Par le passé, des mines de plomb ou de cuivre ont existé, mais les dernières ont fermé dans l’après-guerre. Un gisement d’antimoine – un minerai considéré comme rare – existait aussi près de Goesdorf, mais la mine a fermé en 1938 et le filon «n’est surement pas énorme», explique le géologue. «Il n’y a pas de raisons de penser que l’exploitation puisse être rentable.»
Le nombre de carrières en baisse
Une autre ressource existe cependant sur le territoire, et en quantité, celle des matériaux de construction: grès, dolomie, ardoise, gypse, gravier ou sable. Mais cette disponibilité géologique n’a pas ouvert la voie à un renforcement de l’exploitation. Au contraire, le nombre de carrières a chuté: de plusieurs centaines par le passé, il n’y en a plus que onze dans le pays.
Ce qui pose un problème, dans un pays où les nouvelles constructions sont nombreuses: «Aujourd’hui, nous sommes incapables de répondre à la demande nationale en matériaux de construction», constate Robert Colbach. Un phénomène amplifié par la fin des hauts-fourneaux, qui rejetaient des scories dans les crassiers, scories elles-mêmes utilisées pour la construction.

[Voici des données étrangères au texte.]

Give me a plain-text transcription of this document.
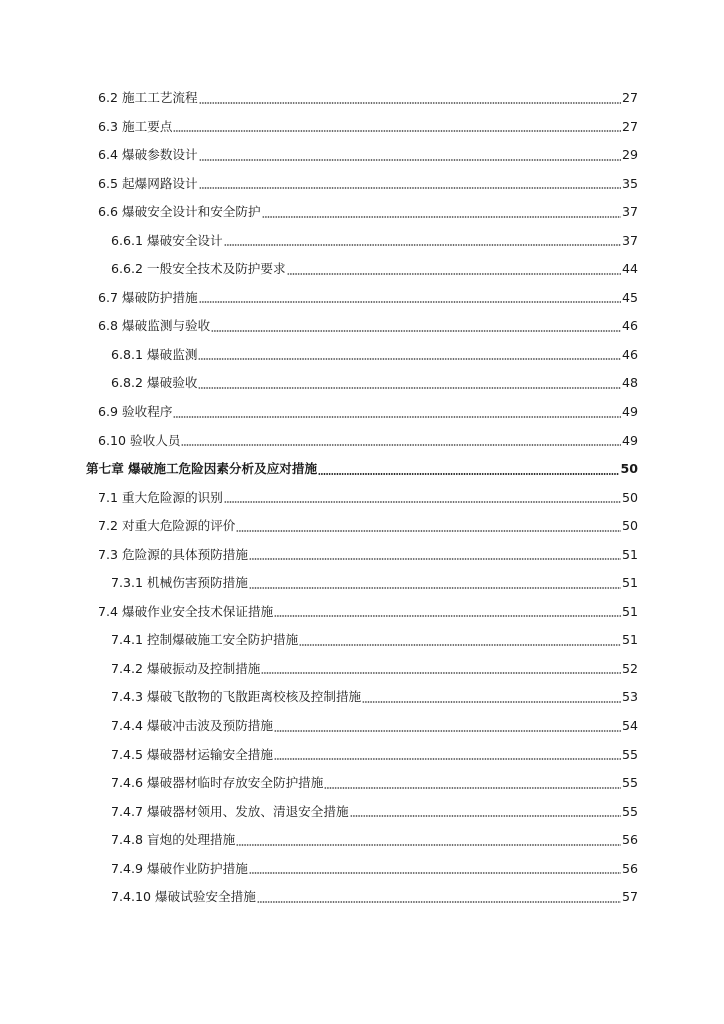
6.2 施工工艺流程	27
6.3 施工要点	27
6.4 爆破参数设计	29
6.5 起爆网路设计	35
6.6 爆破安全设计和安全防护	37
6.6.1 爆破安全设计	37
6.6.2 一般安全技术及防护要求	44
6.7 爆破防护措施	45
6.8 爆破监测与验收	46
6.8.1 爆破监测	46
6.8.2 爆破验收	48
6.9 验收程序	49
6.10 验收人员	49
第七章 爆破施工危险因素分析及应对措施	50
7.1 重大危险源的识别	50
7.2 对重大危险源的评价	50
7.3 危险源的具体预防措施	51
7.3.1 机械伤害预防措施	51
7.4 爆破作业安全技术保证措施	51
7.4.1 控制爆破施工安全防护措施	51
7.4.2 爆破振动及控制措施	52
7.4.3 爆破飞散物的飞散距离校核及控制措施	53
7.4.4 爆破冲击波及预防措施	54
7.4.5 爆破器材运输安全措施	55
7.4.6 爆破器材临时存放安全防护措施	55
7.4.7 爆破器材领用、发放、清退安全措施	55
7.4.8 盲炮的处理措施	56
7.4.9 爆破作业防护措施	56
7.4.10 爆破试验安全措施	57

Cela a créé un vide dans la production nationale, qui n’a pas été compensé par l’ouverture de nouvelles carrières. Pourtant, selon le géologue, des tentatives pour ouvrir de nouvelles exploitations au Luxembourg ont eu lieu. Mais, depuis des décennies, cela n’a débouché sur aucune ouverture, déplore-t-il. Pour une raison selon lui: les contraintes environnementales imposées par l’administration du ministère de l’Environnement.
Lourdes contraintes environnementales
«La nature est importante», concède-t-il. Mais la demande de matériaux conduit à importer de l’étranger, parfois sur des longues distances. Or, «les émissions polluantes dues au transport ne sont pas négligeables, peut-être plus grandes que celles qui seraient provoquées par les carrières», juge-t-il.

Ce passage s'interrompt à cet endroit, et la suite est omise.